Last week, “Number 3” finished her primary school education. As I watched her walk into the school auditorium, flinging her mile-long legs when she walked, the epitome of her mother’s gait, I couldn’t believe this was the same baby girl who not so long ago fit on my forearm. The baby girl is no longer a baby, but, oddly, she may need even more protection and guidance now than before.
She is high school-bound. I wish – as I’m sure her parents do – that I could protect her from every harmful, hateful thing in this life. But I know that I – we – can’t be there at every turn. The best we, the grown ups, can hope for is that she, and all my nieces, and all our children, will remember every experience they have had with us and every lesson they learned along the way, to defend themselves and secure their own successes.
Watching “Number 3” at this milestone in her life, I flashed back to the last few times she asked me to play with her. I couldn’t – I had to work. And I always told her “next time, baby”. But the reality of life is that it happens so quickly. I blinked, and the little girl who wanted to play something, anything, is now a young lady. And I regret not giving her that playtime on those few extra occasions when she asked for it. But I’ll be damned if I let another opportunity to be there for her to slip away. I will be there whenever she needs or wants me to be, in as much as is physically or emotionally possible. To all my nieces (and maybe nephews one day), I vow this same thing. If I have the chance to teach them the things I wish I had known at their respective ages, I will not disappoint them.
But I will always tell them the truth, no matter how honest or painful. I want them to enjoy all of life, but I want them to have very clear heads about the repercussions of choices. It is important that they live lives of honesty and choose from the heart and the head, but they must also live lives true to human reality, because most of what is presented to us in a world of make-believe is exactly that. And it does a disservice to these amazing children who have so much talent, brilliance, love and beauty, like my three nieces, to sugar coat reality. The best choices are the most informed choices and sugar coating is deliberate and debilitating misinformation.
I wish I could promise my three young nieces that all will be well in their country, but I don’t want to do that and risk the expense of them not being prepared if all is not well. I want them to be true citizens of the world. I want them to find their real passions, and lock onto them and follow them to beautiful, long, healthy, happy and prosperous lives, in as much as they can control the outcome.
I never want them to limit themselves and never, ever, allow anyone else to limit them either.
I always want them to think about how they can improve the world and, by extension, the people in it. I want them to think of how they can make life better for as many people as possible and for themselves at the same time, and to do it in such a way that they realise their dreams and goals in the process.
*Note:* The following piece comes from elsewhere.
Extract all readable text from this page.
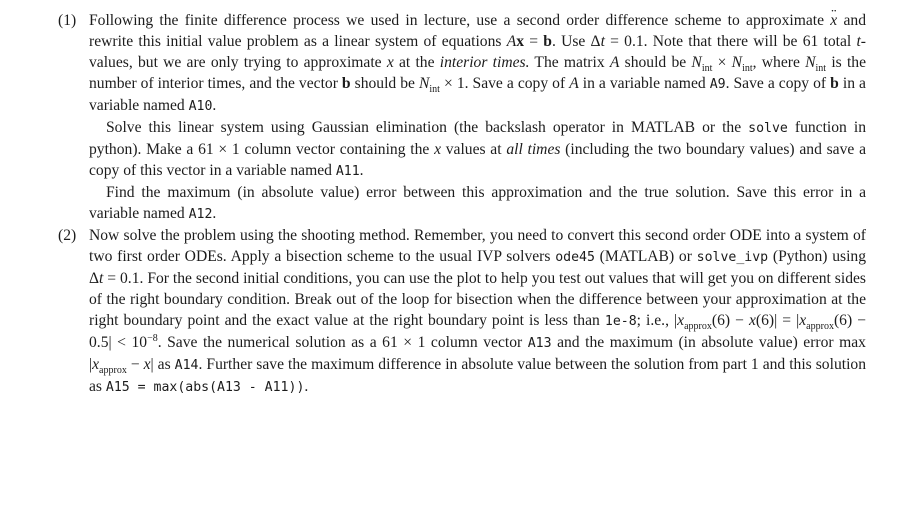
(1) Following the finite difference process we used in lecture, use a second order difference scheme to approximate x ¨ and rewrite this initial value problem as a linear system of equations Ax = b. Use Δt = 0.1. Note that there will be 61 total t-values, but we are only trying to approximate x at the interior times. The matrix A should be $N_{int} \times N_{int}$, where $N_{int}$ is the number of interior times, and the vector b should be $N_{int} \times 1$. Save a copy of A in a variable named A9. Save a copy of b in a variable named A10.

Solve this linear system using Gaussian elimination (the backslash operator in MATLAB or the solve function in python). Make a 61 × 1 column vector containing the x values at all times (including the two boundary values) and save a copy of this vector in a variable named A11.

Find the maximum (in absolute value) error between this approximation and the true solution. Save this error in a variable named A12.

(2) Now solve the problem using the shooting method. Remember, you need to convert this second order ODE into a system of two first order ODEs. Apply a bisection scheme to the usual IVP solvers ode45 (MATLAB) or solve_ivp (Python) using Δt = 0.1. For the second initial conditions, you can use the plot to help you test out values that will get you on different sides of the right boundary condition. Break out of the loop for bisection when the difference between your approximation at the right boundary point and the exact value at the right boundary point is less than 1e-8; i.e., $|x_{approx}(6) - x(6)| = |x_{approx}(6) - 0.5| < 10^{-8}$. Save the numerical solution as a 61 × 1 column vector A13 and the maximum (in absolute value) error $\max |x_{approx} - x|$ as A14. Further save the maximum difference in absolute value between the solution from part 1 and this solution as A15 = max(abs(A13 - A11)).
To do this, they have to know precisely who they are, they have to believe they can be/do whatsoever they choose, and they have to trust their abilities and step out in confidence, even if it means separating from the pack and the pack thinking. They are tomorrow’s leaders whether they choose to be or not.
“Number 3” is as loving as she is demanding. She is a reflection of many young people. She bounces with joy and goes after what she wants. Lately, she has taken a shine to Dr Andre Rollins and his passionate expressions in and out of Parliament. She calls him “Independent Bahamas”. And whether you like him or not, unless you are a born follower, you have to admire the young man’s tenacity and his confidence to stand where no one else is standing. In this way, my “Number 3” is the same, and I believe this is why she admires Rollins.
Our country’s leaders should all take note.
The children, teenagers, young adults of today, particularly those who are being empowered by parents and guardians’ full of vision for their children, have been groomed with a fighting spirit, not a passive one. Rollins is right when he says the young people are not motivated by fear and intimidation. They are coming to get what they want, whether the old guard likes it or not.
They believe in themselves. They trust their beliefs and hold them close to their hearts. Their choices are born of those beliefs. They are world citizens who see a greater need and possibility for togetherness without the requirement of sameness. They have all the confidence in the world to see their beliefs and dreams made real, because they are products of a generation that didn’t have the encouragement even if they wanted to strike out, and another generation that didn’t have the encouragement but fought anyway. My “Number 3” and her generation now have the support and the ability; you cannot hold them back.
Present leaders will not hold them back.
If Rollins is genuine, and Greg Moss is genuine, and all the others who have yet to break away from the norms, and all who the establishment calls “rogue” are genuine, the powers that be who choose not to relinquish their stranglehold on power will have hell to pay at the next general election.
The young Bahamians of today can romanticise about the past without living in the past. They know the future they want; it’s as clear to them as the day is bright. And if you are not leading them to that future, you will be relieved of all responsibilities to do so, and they, the real “Independent Bahamas”, will seize the reins.